Support your local New England economy and agriculture by going to the Cambridge winter farmers market. This Saturday marks the fifth opening-day of the market. The annual celebration will have festivities for everyone to enjoy, such as live music from bluegrass band JackKnife Valentines and James McCarthy, an art project hosted by the Riverside Gallery, a photo booth and face painting. Valicenti Pastau, Winter Moon Roots and Copicut Farms will be acting as vendors. The market will be held inside the Cambridge Community Center, so take the Red Line in to join in on local grown goodness. 5 Callender St., Cambridge; 10 a.m. – 2 p.m.; free.

Monday, Jan. 25

Relive the 1990s in style with the Thomas Crane Public Library’s night of retro video games. Classic consoles such as the Nintendo Entertainment System, Sega Genesis and Nintendo 64 will be available along with iconic titles including Contra, Golden Axe, Golden Eye, Rampage, Joust and Double Dragon II. Newer consoles, such as the Wii, will also be available with favorites such as Super Smash Bros. Brawl, Mario Kart, New Super Mario Bros. and Street Fighter. All games are multiplayer so this event will be perfect for those on co-op in Quincy and in need of a non-alcoholic night out. 40 Washington St., Quincy.; 7 – 8:30 p.m.; free.

Tuesday, Jan. 26

The Brattle Theatre will be holding a screening of documentary “Waking in Oak Creek,” sponsored by the Pluralism Project at Harvard University. The movie centers around a Sikh Community in Oak Hill, Wis. that is struck by a hate attack during Sunday prayers. The film focuses on the importance of forgiveness as members of the Sikh youth seek to end violence and in their town.
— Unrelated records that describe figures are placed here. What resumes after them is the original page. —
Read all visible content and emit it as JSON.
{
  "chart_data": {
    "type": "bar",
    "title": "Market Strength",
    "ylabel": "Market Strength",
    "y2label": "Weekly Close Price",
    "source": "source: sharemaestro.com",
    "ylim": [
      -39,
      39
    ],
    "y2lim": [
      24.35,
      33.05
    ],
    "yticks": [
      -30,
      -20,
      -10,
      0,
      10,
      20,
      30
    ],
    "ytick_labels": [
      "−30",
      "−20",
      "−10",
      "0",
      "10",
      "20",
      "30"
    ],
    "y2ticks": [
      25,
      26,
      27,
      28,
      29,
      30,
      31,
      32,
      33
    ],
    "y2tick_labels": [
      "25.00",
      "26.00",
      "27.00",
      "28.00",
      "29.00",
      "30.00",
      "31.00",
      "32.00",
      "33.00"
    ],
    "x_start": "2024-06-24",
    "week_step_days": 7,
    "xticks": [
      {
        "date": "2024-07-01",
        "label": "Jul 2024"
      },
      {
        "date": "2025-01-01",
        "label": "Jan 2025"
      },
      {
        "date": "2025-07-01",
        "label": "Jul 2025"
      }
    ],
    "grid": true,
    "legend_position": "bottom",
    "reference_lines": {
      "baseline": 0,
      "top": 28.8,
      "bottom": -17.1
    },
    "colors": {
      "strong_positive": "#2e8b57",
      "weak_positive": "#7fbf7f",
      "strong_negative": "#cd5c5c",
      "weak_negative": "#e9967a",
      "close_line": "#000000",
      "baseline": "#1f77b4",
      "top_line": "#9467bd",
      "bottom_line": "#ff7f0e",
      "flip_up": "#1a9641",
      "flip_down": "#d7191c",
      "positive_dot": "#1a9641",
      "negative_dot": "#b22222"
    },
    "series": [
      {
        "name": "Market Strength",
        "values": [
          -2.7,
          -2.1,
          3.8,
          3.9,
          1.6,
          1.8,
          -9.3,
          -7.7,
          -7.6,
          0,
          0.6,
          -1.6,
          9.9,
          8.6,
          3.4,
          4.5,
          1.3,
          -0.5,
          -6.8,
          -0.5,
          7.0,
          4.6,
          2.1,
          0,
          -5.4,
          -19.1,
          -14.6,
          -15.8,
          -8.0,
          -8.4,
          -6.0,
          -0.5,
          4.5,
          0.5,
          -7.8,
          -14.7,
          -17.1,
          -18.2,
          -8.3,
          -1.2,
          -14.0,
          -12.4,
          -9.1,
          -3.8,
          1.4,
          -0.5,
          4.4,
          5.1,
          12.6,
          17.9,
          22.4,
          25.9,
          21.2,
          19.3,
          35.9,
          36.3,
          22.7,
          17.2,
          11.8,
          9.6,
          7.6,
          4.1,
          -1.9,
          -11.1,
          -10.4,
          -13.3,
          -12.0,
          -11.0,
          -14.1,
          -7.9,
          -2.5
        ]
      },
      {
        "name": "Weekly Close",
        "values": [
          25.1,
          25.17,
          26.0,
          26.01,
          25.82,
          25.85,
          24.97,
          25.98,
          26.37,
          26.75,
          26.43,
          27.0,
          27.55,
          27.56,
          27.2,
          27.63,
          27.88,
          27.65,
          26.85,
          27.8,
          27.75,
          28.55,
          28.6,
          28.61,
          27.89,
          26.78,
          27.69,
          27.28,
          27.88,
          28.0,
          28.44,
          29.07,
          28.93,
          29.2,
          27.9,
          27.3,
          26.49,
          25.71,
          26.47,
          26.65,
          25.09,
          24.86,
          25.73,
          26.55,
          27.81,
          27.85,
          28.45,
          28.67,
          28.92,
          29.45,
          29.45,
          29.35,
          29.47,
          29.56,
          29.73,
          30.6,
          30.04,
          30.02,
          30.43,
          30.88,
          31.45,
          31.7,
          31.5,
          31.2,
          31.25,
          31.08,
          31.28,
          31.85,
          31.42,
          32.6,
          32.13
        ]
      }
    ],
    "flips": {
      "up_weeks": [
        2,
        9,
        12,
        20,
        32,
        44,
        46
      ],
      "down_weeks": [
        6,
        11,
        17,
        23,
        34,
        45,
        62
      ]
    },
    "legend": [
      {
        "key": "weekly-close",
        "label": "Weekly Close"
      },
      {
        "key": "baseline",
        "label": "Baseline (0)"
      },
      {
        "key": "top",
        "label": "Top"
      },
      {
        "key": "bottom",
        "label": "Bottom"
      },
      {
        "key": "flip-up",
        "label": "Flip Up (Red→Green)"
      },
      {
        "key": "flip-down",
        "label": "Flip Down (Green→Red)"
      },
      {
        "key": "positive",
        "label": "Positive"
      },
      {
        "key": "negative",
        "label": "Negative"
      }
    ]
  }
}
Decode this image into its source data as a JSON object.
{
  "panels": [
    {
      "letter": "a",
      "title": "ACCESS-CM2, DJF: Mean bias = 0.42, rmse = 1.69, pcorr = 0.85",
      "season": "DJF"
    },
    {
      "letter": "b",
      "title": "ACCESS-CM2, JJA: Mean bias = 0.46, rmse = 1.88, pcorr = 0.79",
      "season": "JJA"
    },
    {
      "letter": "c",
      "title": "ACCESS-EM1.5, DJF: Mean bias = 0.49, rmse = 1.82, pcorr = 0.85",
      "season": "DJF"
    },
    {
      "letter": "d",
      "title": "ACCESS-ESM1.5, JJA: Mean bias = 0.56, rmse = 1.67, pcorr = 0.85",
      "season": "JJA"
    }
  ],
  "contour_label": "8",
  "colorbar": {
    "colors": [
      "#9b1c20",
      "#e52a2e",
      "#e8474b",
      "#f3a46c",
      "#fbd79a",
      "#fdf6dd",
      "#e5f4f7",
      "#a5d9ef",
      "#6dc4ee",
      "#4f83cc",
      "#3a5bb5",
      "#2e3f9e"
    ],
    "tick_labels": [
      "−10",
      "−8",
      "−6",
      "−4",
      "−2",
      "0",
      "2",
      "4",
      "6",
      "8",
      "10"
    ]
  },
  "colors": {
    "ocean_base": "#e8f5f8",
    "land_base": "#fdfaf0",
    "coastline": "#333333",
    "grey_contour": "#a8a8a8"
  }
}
After the film, there will be a panel including executive producer Patrice O’Neill, teacher Pardeep Kaleka, whose father was killed inthe attack, and autthor Arno Michaelis, who used to be a violent white supremacist, and others. 40 Brattle St., Cambridge; 6:30 – 7:30 p.m.; free.

Wednesday, Jan. 27
“Violet,” an acclaimed off-Broadway show of the 1990s, is making a run in Boston at the Wimberly Theatre. In 1964, when a young woman is scarred on the face, she learns of a televangelist who can cure her ailment. She then embarks on a trip from her small town in North Carolina to Tulsa, Okla. to see him. Along the way, she meets two young soldiers who teach her about love, courage and the true meaning of beauty. “Violet” reaffirms the old saying that the journey is often more interesting than the destination. The play is directed by Paul Daigneault, founder of the SpeakEasy Stage Company, and stars Alison McCartan as Violet. 527 Tremont St.; 8 p.m.; $55.